Not doing your (modern) due diligence
Some of the most influential business titans in history wouldn’t have their name in the history books without taking risks. But that doesn’t mean you need to dive into the deep end of an empty swimming pool. Any entrepreneur worth his or her salt will sing the praises of due diligence; indeed, it’s been fundamental key to success since the early days of commerce. But we’re in the social media age now, so homework involves more than market research. Today’s startups need to first check that their catchy domain name is free and available for registration. Ditto that the same name needs to be free on every major social-media platform under the sun. The Trademark Electronic Search System and IP Australia are good tools for trademark searches.

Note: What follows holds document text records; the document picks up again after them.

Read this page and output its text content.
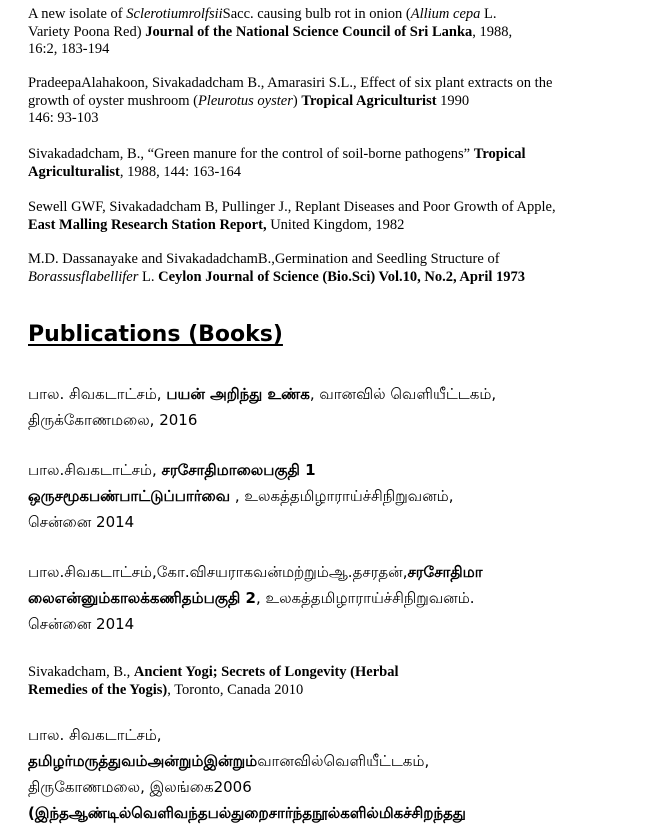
A new isolate of SclerotiumrolfsiiSacc. causing bulb rot in onion (Allium cepa L.
Variety Poona Red) Journal of the National Science Council of Sri Lanka, 1988,
16:2, 183-194
PradeepaAlahakoon, Sivakadadcham B., Amarasiri S.L., Effect of six plant extracts on the
growth of oyster mushroom (Pleurotus oyster) Tropical Agriculturist 1990
146: 93-103
Sivakadadcham, B., “Green manure for the control of soil-borne pathogens” Tropical
Agriculturalist, 1988, 144: 163-164
Sewell GWF, Sivakadadcham B, Pullinger J., Replant Diseases and Poor Growth of Apple,
East Malling Research Station Report, United Kingdom, 1982
M.D. Dassanayake and SivakadadchamB.,Germination and Seedling Structure of
Borassusflabellifer L. Ceylon Journal of Science (Bio.Sci) Vol.10, No.2, April 1973
Publications (Books)
பால. சிவகடாட்சம், பயன் அறிந்து உண்க, வானவில் வெளியீட்டகம்,
திருக்கோணமலை, 2016
பால.சிவகடாட்சம், சரசோதிமாலைபகுதி 1
ஒருசமூகபண்பாட்டுப்பார்வை , உலகத்தமிழாராய்ச்சிநிறுவனம்,
சென்னை 2014
பால.சிவகடாட்சம்,கோ.விசயராகவன்மற்றும்ஆ.தசரதன்,சரசோதிமா
லைஎன்னும்காலக்கணிதம்பகுதி 2, உலகத்தமிழாராய்ச்சிநிறுவனம்.
சென்னை 2014
Sivakadcham, B., Ancient Yogi; Secrets of Longevity (Herbal
Remedies of the Yogis), Toronto, Canada 2010
பால. சிவகடாட்சம்,
தமிழர்மருத்துவம்அன்றும்இன்றும்வானவில்வெளியீட்டகம்,
திருகோணமலை, இலங்கை2006
(இந்தஆண்டில்வெளிவந்தபல்துறைசார்ந்தநூல்களில்மிகச்சிறந்தது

Not building strong leadership skills
This is another skill-set that doesn’t come automatically with the registration of a domain name. It’s vital to hone natural instincts of leadership until everyone knows exactly who’s in charge of the organization. That means being effective at building consensus, mediating conflict, listening to others and marshaling all internal forces to come together for a common goal. Having a clear plan of attack and boundless capacity for communication never hurt, either. What’s sure to sink any startup is a so-called leader who ignores problems, fails to find solutions, and isn’t willing to get his or her hand dirty for the good of the team.
There are almost as many savvy business strategies out there as there are start in the night sky. But those who adhere to the fundamentals listed above will be well on their start to becoming more than another failure statistics, and realizing their dream of runaway success in this new millennium.